Levin is no less imposing a talent than Clarke, but bass fans might argue that the best bassist hereabouts lately was Victor Wooten with Bela Fleck and the Flecktones last week — so both Clarke and Levin are second bass.
You could call this crew with Levin the World Guitar Trio, as it features Paul Richards of Salt Lake City, Bert Lams of Brussels and Hideyo Moriya of Tokyo. In addition to their 12 albums since 1991 and world tours, they also played on Levin’s “Pieces of the Sun” album and toured with Robert Fripp’s League of Crafty Guitarists. The California Guitar Trio with guest bassist Tony Levin plays two shows on Friday at the Van Dyck, at 7 and 9:30 p.m. Tickets are $20 in advance, and $24 at the door. Phone 348-7999 or visit www.vandycklounge.com.
Furthur returns here on Tuesday (after a summer visit to Saratoga Performing Arts Center) with a 7 p.m. show at the Times Union Center (51 S. Pearl St., Albany).
If you’re a Deadhead, you probably have tickets already to see Grateful Dead members Phil Lesh (bass) and Bob Weir (guitar, vocals) lead a crew of replacements in Dead classics at a venue the Grateful Dead and the Dead played many times, and really liked.
And if you’re not, but have any curiosity at all about the Grateful Dead phenomenon, this is about as close as you’ll ever get.
Tickets are $55 and $45. Phone 800-745-3000 or visit www.timesunioncenter-albany.com.

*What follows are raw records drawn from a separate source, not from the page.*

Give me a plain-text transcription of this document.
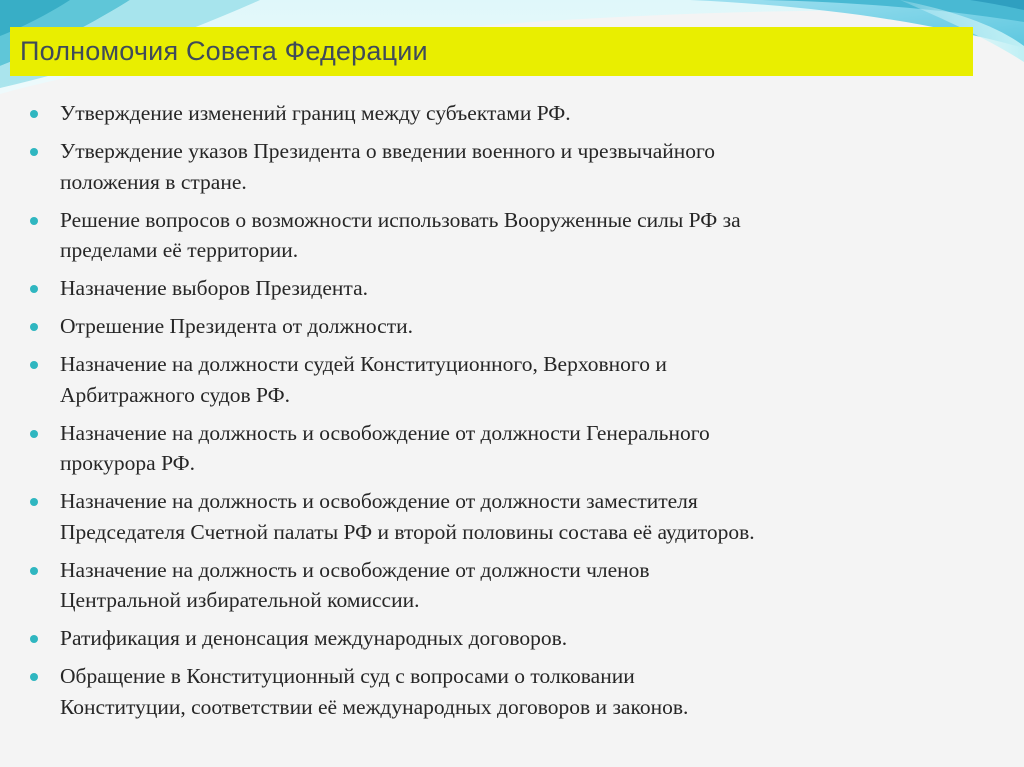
Полномочия Совета Федерации
Утверждение изменений границ между субъектами РФ.
Утверждение указов Президента о введении военного и чрезвычайного
положения в стране.
Решение вопросов о возможности использовать Вооруженные силы РФ за
пределами её территории.
Назначение выборов Президента.
Отрешение Президента от должности.
Назначение на должности судей Конституционного, Верховного и
Арбитражного судов РФ.
Назначение на должность и освобождение от должности Генерального
прокурора РФ.
Назначение на должность и освобождение от должности заместителя
Председателя Счетной палаты РФ и второй половины состава её аудиторов.
Назначение на должность и освобождение от должности членов
Центральной избирательной комиссии.
Ратификация и денонсация международных договоров.
Обращение в Конституционный суд с вопросами о толковании
Конституции, соответствии её международных договоров и законов.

The Feelies play Friday at MASS MoCA’s Hunter Center (1040 MASS MoCA Way, North Adams) at 8 p.m. The Feelies had been more visible as an influence on the many bands intoxicated by their layered, two-guitar attack over punk force-beats than active in their own right.
They formed in 1976, punk prime time, and played on and off until they split in 1992. Even when they were together full time they only released five albums, and they played in more side projects than the Grateful Dead, including the Trypes, Yung Wu, the Willies, Wild Carnation, Wake Ooloo, The Golden Palominos, Luna and Sunburst. Jon Pareles called them “a garage band re-imagined by mathematicians” in the New York Times. “a psychedelic band with no illusions, a folk-rock band hypnotized by repetition, a punk band for introverts.”

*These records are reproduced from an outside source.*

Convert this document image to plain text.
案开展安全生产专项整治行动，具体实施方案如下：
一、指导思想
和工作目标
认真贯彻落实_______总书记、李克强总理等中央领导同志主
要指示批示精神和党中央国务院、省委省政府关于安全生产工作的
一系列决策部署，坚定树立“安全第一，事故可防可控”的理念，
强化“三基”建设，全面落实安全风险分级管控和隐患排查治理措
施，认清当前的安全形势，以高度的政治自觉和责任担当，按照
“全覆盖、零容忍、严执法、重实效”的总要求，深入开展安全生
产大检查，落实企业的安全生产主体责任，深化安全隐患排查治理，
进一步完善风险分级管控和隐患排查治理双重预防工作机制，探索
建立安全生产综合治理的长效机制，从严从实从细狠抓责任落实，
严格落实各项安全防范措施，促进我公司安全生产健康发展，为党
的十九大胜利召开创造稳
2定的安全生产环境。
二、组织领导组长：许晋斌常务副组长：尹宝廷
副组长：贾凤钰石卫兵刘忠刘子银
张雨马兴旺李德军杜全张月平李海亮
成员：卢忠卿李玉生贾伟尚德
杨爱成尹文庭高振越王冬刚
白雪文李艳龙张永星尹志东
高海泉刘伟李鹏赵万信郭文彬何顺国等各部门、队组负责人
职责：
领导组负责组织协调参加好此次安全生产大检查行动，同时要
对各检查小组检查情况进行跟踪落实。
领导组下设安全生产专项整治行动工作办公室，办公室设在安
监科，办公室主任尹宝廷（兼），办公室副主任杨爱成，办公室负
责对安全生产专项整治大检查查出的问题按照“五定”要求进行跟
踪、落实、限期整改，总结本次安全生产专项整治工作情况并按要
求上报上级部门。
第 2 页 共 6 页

They reunited in 2008 to open for Sonic Youth and have been performing together since. They even recorded a new album, “Here Before,” their first collection of new material since “The Good Earth” in 1986.
This is a band to love, with a beautiful but low-fi sound that could have come from a collision of tour buses conveying the Velvet Underground, Luna and Radiohead to a gig on the moon.